This got me thinking. Uh oh.
At this time there was very little bentgrass left on my greens. They were almost 100% poa annua. I was in the process of making big changes to my management techniques. The use of a moisture meter allowed me to keep moisture levels controlled during the optimum growing season. I changed over to the MLSN fertility guidelines and my fertilizer rates were changed to be based on the temperature based Growth Potential. I changed the way I mow, cultivate and almost every other aspect of the putting green maintenance.
I started using a moisture meter in 2008. All of a sudden I wasn't guessing on soil moisture levels. Although I wasn't precisely controlling moisture similar to how they do on Tour I was able to keep the greens significantly drier. Some people say that in my climate (West Coast of Canada) it is impossible to keep the greens dry as it rains for half the year. The difference I think is that when temperatures are the most conductive for turfgrass growth I had full control of soil moisture levels. Back when I was guessing the soil moisture we probably consistently applied double the required water for healthy turf growth.

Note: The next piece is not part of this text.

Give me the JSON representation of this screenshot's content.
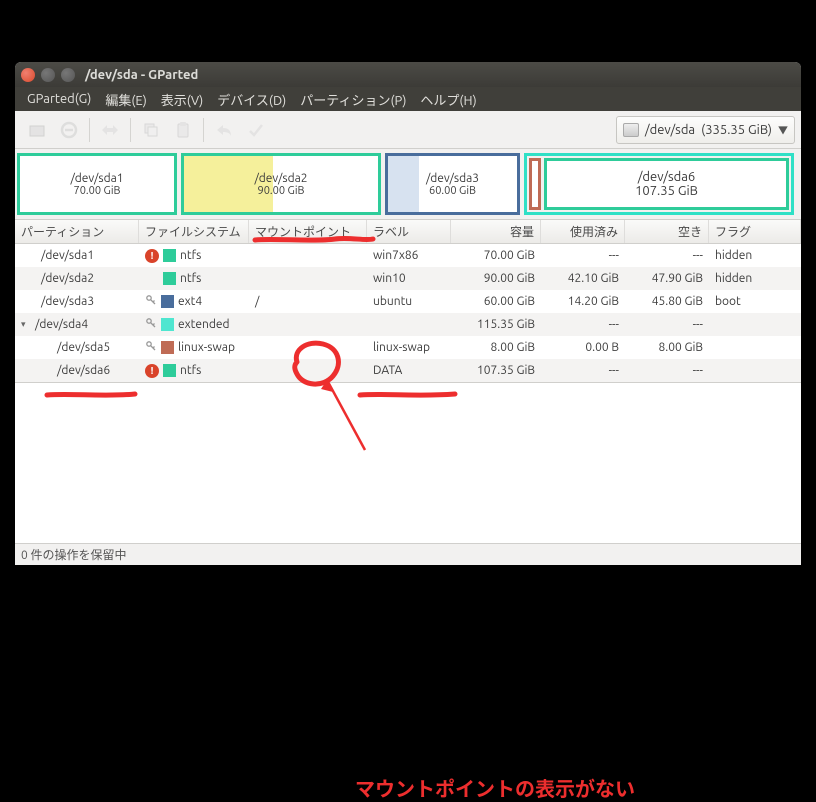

Since I was using growth potential fertility most of my fertilizer applications are made in the summer, again when I have full control of the soil moisture. I wasn't pushing turf growth in the early spring and fall like I used to. Based on my observations I really think that pushing growth during these cool wet times is a big contributing factor to the success of poa vs bentgrass. We are often too eager to get things moving in the spring and I think this causes all kinds of issues. During these cool wet periods the bentgrass looked fantastic and the poa looked hungry, very very hungry.
|Mid spring the poa is still hungry and the bent grain is starting to show|
|Furry bent in early spring doing well under the low/no fertility|
|A rather extreme case of Cyanobacteria has thinned the poa a bit too much.|
Using Primo through the winter has probably also helped. Keeping the higher metabolizing poa at bay during the cool parts of the year when poa is known to make advances can't be a bad thing.
I have also stopped verticutting my greens. I asked myself why I was doing this and made some measurements. It really made no difference playability-wise and it also contributed to disease spread as observed in this post this spring. There is a lot of talk about the disturbance theory and verticutting only allows poa to establish and spread. I had never verticut deep enough to remove much thatch and honestly thatch on my greens isn't much of a problem. I think this is due in part to my change to temperature based fertility and daily rolling. If conditions aren't waterlogged the soil microbes can better do their job breaking down the soil organic matter. Matching fertilizer applications to temperature might match thatch production to thatch decomposition more closely.
We have been rolling daily and mowing every other day for almost 4 years now. This might also contribute to the bentgrass domination as per the disturbance theory.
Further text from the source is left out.